Monday, December 17, 2007

Auto Manufacturing

In the 1994 annual report of Berkshire Hathaway, Warren Buffett commented, "we believe that our formula - the purchase at sensible prices of businesses that have good underlying economics and are run by honest and able people - is certain to produce reasonable success." When it comes to the auto manufacturing industry, the phrase "have good underlying economics" is the test.

Two years ago (1.25.2006), I pointed out Kerk Kerkorian's investment in GM as a good indicator for potential profits. (It did.) But I also commented on my unwillingness to follow him in, writing, "As a one to three year hold, GM stock has significant potential to appreciate. But, as a long term hold, the business is not attractive, even though there is clearly money to be made."

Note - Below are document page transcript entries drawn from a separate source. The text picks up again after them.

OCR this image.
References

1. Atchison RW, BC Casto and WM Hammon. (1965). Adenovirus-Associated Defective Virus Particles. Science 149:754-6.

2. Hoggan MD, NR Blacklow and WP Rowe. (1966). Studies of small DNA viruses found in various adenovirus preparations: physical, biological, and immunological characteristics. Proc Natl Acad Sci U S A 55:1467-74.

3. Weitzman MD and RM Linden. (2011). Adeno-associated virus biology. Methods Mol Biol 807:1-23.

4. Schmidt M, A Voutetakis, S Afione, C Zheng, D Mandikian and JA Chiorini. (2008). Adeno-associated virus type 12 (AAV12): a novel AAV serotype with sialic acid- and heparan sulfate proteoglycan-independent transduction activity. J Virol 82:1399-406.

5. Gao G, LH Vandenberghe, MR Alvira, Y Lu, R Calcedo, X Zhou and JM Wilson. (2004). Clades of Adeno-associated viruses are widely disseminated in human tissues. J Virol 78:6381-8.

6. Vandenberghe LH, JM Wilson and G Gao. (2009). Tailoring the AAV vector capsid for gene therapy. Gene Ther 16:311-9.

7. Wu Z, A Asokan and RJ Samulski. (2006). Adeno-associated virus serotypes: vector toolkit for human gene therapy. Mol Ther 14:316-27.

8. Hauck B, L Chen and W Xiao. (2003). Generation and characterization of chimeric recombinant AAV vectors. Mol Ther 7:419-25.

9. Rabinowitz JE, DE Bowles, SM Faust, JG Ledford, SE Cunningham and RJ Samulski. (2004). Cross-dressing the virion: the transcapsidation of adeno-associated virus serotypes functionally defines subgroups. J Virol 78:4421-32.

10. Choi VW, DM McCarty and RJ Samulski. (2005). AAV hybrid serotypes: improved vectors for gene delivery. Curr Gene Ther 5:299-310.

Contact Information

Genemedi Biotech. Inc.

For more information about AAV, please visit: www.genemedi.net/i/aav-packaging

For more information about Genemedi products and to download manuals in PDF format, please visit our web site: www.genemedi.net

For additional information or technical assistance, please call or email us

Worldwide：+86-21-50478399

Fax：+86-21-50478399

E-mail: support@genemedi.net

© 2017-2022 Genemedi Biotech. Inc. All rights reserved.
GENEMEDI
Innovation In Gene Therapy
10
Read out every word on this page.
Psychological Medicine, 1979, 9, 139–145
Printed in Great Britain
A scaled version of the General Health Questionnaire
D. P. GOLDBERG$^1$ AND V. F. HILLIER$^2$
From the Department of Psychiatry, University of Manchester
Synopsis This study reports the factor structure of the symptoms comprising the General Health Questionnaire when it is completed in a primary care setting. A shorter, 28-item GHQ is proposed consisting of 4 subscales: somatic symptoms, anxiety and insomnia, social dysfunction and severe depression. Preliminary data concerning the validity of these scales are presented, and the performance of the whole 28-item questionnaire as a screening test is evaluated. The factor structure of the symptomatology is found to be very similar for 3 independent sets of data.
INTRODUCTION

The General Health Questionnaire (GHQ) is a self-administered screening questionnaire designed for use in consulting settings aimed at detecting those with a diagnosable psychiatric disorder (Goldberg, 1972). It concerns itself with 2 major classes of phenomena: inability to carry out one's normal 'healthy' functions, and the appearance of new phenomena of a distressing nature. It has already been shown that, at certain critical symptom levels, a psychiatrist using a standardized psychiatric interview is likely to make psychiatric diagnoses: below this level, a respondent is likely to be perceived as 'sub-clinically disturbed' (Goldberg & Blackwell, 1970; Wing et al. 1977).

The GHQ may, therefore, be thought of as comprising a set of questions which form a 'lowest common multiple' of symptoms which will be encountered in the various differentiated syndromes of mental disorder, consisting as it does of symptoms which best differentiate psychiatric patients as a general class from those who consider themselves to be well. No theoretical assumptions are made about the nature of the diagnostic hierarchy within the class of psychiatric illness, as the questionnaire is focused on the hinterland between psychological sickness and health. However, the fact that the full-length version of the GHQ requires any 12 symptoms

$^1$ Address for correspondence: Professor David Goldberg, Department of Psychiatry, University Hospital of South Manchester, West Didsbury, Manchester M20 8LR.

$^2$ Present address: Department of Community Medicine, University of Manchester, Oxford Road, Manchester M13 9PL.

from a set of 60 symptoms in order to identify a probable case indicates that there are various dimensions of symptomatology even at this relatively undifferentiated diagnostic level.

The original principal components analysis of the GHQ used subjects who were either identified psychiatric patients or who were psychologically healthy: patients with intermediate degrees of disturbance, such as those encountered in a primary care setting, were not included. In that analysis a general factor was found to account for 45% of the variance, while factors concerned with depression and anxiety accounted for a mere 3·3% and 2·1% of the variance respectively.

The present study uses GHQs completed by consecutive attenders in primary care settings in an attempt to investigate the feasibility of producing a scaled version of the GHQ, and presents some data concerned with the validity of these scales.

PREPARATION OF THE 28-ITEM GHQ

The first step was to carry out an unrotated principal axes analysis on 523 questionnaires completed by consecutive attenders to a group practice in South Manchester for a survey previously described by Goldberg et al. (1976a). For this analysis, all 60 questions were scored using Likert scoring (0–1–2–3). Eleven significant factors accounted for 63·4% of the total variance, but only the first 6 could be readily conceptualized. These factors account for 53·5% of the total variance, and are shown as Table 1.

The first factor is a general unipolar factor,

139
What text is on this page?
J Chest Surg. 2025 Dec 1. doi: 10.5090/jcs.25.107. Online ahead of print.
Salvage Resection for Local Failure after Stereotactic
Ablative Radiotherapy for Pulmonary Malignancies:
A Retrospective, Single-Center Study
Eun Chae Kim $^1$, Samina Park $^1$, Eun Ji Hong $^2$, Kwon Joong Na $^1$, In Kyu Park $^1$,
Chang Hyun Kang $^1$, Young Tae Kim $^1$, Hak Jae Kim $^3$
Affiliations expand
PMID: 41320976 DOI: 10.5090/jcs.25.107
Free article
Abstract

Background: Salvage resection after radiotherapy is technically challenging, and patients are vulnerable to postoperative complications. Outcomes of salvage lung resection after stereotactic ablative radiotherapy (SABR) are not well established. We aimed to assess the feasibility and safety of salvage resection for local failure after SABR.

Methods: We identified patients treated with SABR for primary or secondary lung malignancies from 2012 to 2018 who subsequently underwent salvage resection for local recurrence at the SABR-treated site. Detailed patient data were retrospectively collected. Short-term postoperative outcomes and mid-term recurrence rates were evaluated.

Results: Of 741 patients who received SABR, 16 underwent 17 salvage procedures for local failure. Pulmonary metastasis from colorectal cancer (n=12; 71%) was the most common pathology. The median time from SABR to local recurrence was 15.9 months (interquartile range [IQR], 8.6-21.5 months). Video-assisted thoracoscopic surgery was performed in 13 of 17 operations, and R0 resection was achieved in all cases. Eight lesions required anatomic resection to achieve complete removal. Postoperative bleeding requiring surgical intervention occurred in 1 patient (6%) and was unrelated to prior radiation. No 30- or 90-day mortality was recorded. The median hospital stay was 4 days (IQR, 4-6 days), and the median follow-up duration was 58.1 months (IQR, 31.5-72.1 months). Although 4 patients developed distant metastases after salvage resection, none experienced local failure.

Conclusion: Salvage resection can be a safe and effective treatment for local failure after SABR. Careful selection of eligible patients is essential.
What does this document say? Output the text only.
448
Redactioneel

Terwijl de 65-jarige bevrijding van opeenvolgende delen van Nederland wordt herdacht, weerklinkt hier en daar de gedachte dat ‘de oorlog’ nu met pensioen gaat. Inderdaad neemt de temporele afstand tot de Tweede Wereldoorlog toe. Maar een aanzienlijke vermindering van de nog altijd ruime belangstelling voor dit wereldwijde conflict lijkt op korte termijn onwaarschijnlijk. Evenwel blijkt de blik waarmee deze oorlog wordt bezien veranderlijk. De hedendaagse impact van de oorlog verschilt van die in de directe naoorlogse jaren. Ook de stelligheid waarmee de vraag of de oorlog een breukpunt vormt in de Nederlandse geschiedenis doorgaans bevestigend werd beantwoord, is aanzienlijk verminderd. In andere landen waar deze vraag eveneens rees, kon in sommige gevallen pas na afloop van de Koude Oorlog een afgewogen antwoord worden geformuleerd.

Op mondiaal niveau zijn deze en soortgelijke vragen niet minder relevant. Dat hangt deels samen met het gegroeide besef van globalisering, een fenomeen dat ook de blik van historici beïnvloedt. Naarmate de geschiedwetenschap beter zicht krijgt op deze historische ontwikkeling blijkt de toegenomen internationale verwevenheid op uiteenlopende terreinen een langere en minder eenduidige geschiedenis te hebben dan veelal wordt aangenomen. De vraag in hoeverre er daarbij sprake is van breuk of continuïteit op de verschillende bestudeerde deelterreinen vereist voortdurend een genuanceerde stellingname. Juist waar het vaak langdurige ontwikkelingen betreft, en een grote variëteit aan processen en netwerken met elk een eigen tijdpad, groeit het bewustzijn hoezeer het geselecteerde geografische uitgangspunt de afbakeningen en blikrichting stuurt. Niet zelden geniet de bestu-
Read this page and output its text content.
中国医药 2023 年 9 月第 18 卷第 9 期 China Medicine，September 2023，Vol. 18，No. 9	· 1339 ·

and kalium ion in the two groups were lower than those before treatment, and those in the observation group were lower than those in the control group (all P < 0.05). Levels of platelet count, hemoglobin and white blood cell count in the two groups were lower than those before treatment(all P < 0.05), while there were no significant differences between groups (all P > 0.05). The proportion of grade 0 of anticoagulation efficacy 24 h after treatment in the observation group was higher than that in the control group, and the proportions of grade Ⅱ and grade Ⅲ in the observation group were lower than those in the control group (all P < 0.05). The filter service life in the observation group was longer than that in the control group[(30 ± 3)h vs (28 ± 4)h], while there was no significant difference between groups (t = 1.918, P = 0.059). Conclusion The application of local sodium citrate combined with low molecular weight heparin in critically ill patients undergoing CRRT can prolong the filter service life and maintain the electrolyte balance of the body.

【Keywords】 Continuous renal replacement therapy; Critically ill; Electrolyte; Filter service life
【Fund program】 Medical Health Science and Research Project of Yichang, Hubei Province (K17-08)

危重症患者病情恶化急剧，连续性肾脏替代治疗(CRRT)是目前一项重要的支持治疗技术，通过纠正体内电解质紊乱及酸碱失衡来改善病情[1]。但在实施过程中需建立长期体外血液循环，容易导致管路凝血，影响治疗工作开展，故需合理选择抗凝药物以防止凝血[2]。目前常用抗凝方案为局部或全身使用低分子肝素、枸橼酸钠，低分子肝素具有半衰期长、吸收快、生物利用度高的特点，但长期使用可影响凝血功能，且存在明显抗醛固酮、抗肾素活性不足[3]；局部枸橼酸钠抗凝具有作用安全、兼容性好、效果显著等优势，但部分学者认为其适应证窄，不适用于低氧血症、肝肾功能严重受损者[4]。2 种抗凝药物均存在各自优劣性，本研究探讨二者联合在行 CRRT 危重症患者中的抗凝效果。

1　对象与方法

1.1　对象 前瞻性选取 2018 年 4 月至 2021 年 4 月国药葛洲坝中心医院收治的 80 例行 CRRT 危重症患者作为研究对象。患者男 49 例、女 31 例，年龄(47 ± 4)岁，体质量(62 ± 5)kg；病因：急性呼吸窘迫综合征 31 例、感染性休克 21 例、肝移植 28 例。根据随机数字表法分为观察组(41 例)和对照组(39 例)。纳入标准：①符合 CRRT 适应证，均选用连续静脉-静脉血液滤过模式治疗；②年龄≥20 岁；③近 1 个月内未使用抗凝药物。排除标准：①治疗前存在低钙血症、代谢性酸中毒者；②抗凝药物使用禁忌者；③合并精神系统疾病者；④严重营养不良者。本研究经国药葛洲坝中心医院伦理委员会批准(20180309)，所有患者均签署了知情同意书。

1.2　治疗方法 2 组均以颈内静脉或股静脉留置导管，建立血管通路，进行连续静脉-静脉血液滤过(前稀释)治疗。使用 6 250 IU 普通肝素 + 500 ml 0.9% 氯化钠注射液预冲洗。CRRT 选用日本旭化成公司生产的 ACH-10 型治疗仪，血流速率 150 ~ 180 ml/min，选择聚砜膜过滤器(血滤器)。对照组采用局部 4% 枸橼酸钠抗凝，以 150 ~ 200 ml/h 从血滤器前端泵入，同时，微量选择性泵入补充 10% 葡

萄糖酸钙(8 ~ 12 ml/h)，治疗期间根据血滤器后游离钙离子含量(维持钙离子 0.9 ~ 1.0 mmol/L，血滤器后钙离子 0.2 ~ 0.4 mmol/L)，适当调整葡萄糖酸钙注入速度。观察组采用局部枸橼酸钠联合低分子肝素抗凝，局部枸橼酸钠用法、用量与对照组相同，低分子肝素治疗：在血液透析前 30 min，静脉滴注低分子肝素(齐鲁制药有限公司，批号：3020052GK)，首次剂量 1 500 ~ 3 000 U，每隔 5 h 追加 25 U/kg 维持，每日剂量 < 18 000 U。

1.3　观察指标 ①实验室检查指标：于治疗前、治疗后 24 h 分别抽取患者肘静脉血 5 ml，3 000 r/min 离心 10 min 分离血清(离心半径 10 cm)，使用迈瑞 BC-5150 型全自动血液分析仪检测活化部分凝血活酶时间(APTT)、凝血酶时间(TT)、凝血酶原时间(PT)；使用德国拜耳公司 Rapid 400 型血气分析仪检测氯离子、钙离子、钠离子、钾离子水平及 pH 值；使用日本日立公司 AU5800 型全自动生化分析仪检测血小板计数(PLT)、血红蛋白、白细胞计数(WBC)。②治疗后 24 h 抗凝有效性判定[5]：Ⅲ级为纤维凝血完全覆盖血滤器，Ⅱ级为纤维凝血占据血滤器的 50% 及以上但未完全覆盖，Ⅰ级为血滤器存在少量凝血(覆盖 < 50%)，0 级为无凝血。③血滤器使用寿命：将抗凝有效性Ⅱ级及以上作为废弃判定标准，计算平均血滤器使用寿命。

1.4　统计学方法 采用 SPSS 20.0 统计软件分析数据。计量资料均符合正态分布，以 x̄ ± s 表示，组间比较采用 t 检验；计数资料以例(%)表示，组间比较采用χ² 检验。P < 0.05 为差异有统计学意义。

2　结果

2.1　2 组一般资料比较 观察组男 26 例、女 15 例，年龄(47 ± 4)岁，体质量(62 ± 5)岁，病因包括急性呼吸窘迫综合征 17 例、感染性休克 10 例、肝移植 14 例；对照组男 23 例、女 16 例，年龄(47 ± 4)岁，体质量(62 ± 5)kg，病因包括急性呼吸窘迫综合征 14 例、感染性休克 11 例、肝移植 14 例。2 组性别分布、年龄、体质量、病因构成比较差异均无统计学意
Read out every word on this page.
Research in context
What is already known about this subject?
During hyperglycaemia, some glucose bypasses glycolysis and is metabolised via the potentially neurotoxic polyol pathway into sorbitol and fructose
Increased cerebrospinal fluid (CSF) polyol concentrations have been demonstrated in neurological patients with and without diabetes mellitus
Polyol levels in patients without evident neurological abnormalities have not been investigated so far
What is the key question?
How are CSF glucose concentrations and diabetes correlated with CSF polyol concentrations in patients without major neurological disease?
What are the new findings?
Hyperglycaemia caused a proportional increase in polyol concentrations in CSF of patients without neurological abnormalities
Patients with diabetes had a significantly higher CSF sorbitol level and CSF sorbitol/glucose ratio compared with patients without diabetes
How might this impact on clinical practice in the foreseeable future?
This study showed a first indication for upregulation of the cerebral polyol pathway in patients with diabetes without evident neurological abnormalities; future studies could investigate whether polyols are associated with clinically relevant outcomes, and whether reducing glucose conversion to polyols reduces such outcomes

The news in today's WSJ confirmed my business apprehension. In an article discussing the possibility of Ford selling Jaguar and Range Rover to Tata Industries (surprising in itself), the pricing was discussed, "It isn't clear how much Tata or the other bidders would be willing to pay for the brands. Merrill Lynch & Co. estimated this year the combined sale of the Jaguar and Land Rover brands would raise $1.3 billion to $1.5 billion. Ford acquired Jaguar for $2.5 billion in 1989 and Land Rover for $2.75 billion in 2000" - an estimated $4 billion or 75% loss!

If Ford is unable to value these auto manufacturing businesses any more clearly than that, what ability could I (or most outsiders) possibly have in arriving at "sensible prices?"